Dans un contexte politique et économique, la perception de l’utilité publique de l’architecture, pourtant inscrite dans la loi de 1977, n’a jamais été aussi ténue. La simplification des procédures administratives d’urbanisme et les débats sur les seuils limitant le recours à l’architecte interpellent notre capacité collective à envisager qualitativement notre cadre de vie. Aussi l’ANABF propose-t-elle la création d’un diagnostic architectural, le “DA”, généralisant l’expertise architecturale à l’ensemble des autorisations d’urbanisme. Dans ce but, la mise en jeu systématique des architectes, précisément sur ce large champ de l’urbanisme échappant à l’établissement d’un projet architectural en tant que tel, est déterminante. Le “DA” permet de poser le cadre de toute opération où de tous travaux soumis à une autorisation d’urbanisme. Il constitue un acte préparatoire à la conception d’un projet. Exclusivement établi par un architecte, il ne donne lieu à aucune formalisation dessinée ni prescription technique.
Son objet est en premier lieu de guider et de sensibiliser le demandeur d’une autorisation
d’urbanisme aux enjeux paysagers, urbains, architecturaux, voire patrimoniaux, auxquels se confronte son projet. Cette analyse doit appréhender les règlements d’urbanisme en vigueur, apprécier la valeur qualitative du contexte spatial et bâti et aboutir, au terme du diagnostic, à des prescriptions écrites spécifiques à l’opération, susceptibles de garantir, par leur observance, l’insertion du projet dans son environnement du point de vue de l’intérêt public. Ces prescriptions paysagères, urbaines et architecturales sont portées à la connaissance du pétitionnaire d’une part et de l’autorité compétente délivrant l’autorisation -le maire en général- d’autre part, afin d’en disposer pour l’instruction du dossier et motiver sa prise de décision. Dès lors, l’arbitrage relatif à la qualité paysagère, urbaine et architecturale du projet n’est plus soumis à une incapacité technique mais bien à une décision de l’autorité en charge de la politique urbaine sur le territoire, éclairée par l’expertise d’un architecte.
L’ANABF s’engage auprès de l’Ordre national des architectes et propose le projet de création d’un Diagnostic architectural obligatoire, attaché à toute demande d’autorisation d’urbanisme : la qualité du cadre de vie ne se borne pas à quelques réalisations exceptionnelles pour quelques territoires privilégiés. L’affirmation d’une politique d’aménagement contribuant à des fractures territoriales, y compris dans leur dimension culturelle dont l’architecture est une expression concrète, n’est plus soutenable. Ainsi, les espaces protégés ne peuvent constituer une exception qualitative, un “alibi”, en
contrepoint d’un délaissement global des espaces ne bénéficiant pas d’un régime de protection. La qualité architecturale ne doit pas devenir une exception et se circonscrire à quelques réalisations d’auteurs pour une frange choisie de la population.

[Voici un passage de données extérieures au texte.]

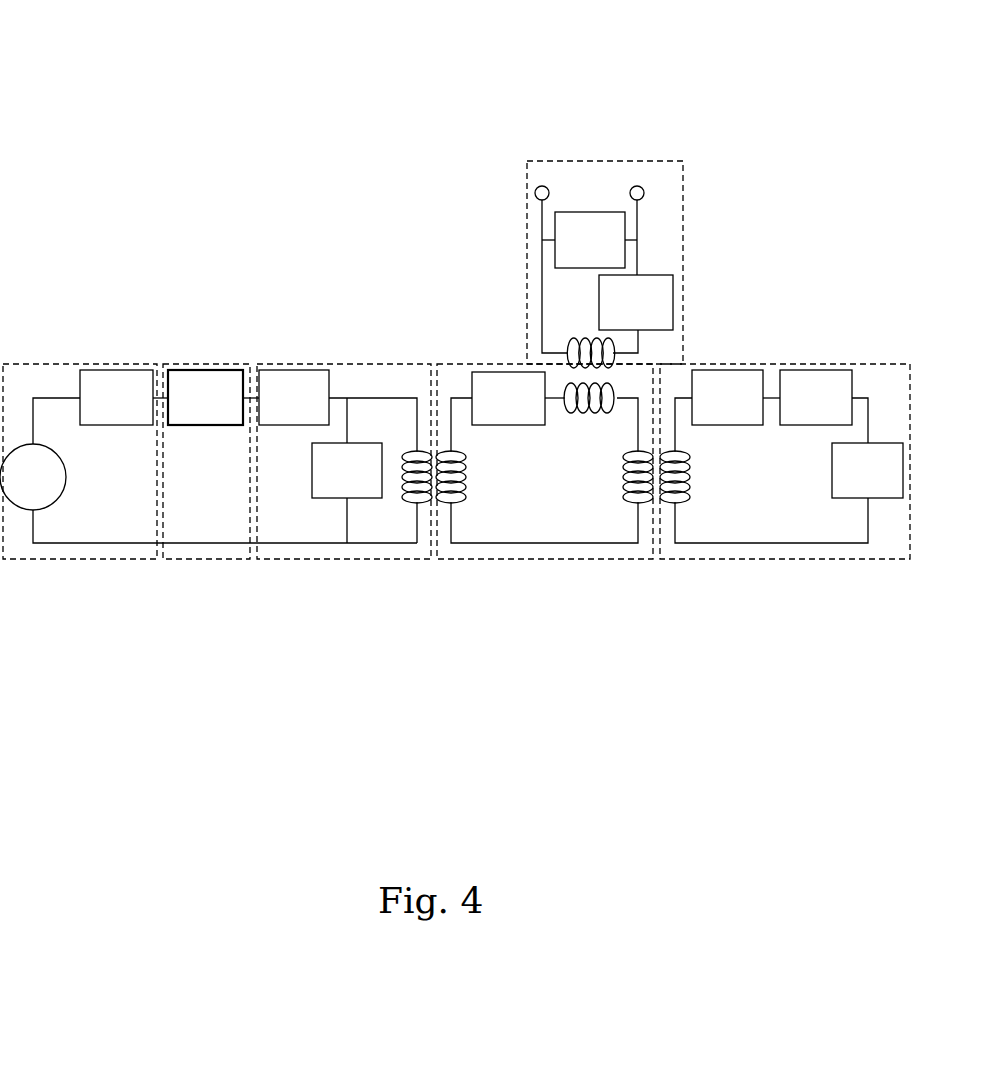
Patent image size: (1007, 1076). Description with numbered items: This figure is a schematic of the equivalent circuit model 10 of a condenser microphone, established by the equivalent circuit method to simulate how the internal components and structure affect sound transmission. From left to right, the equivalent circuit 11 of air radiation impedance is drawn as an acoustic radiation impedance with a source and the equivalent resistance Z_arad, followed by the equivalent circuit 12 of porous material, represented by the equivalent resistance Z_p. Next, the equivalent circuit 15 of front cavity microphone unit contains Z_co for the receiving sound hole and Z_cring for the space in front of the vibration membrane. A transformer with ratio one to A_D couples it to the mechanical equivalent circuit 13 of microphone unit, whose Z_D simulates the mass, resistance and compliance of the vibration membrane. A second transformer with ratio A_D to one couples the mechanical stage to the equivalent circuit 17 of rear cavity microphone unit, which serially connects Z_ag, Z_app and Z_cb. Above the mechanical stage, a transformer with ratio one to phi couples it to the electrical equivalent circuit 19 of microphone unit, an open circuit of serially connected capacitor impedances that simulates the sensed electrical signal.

The equivalent circuit model 10 is at (455, 349).
The equivalent circuit of air radiation impedance 11 is at (110, 562).
The equivalent circuit of porous material 12 is at (205, 562).
The equivalent circuit of front cavity microphone unit 15 is at (347, 562).
The mechanical equivalent circuit of microphone unit 13 is at (556, 559).
The equivalent circuit of rear cavity microphone unit 17 is at (797, 559).
The electrical equivalent circuit of microphone unit 19 is at (603, 160).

L’utilité publique de l’architecture, c’est la reconnaissance globale du métier d’architecte, dont l’expertise est en œuvre au quotidien sur tous les territoires.
L’excellence des espaces protégés sera mieux comprise et exigée par nos concitoyens dès lors qu’une sensibilisation sur l’intégralité des actes de bâtir et sur l’ensemble du territoire national fera l’objet d’une politique explicite.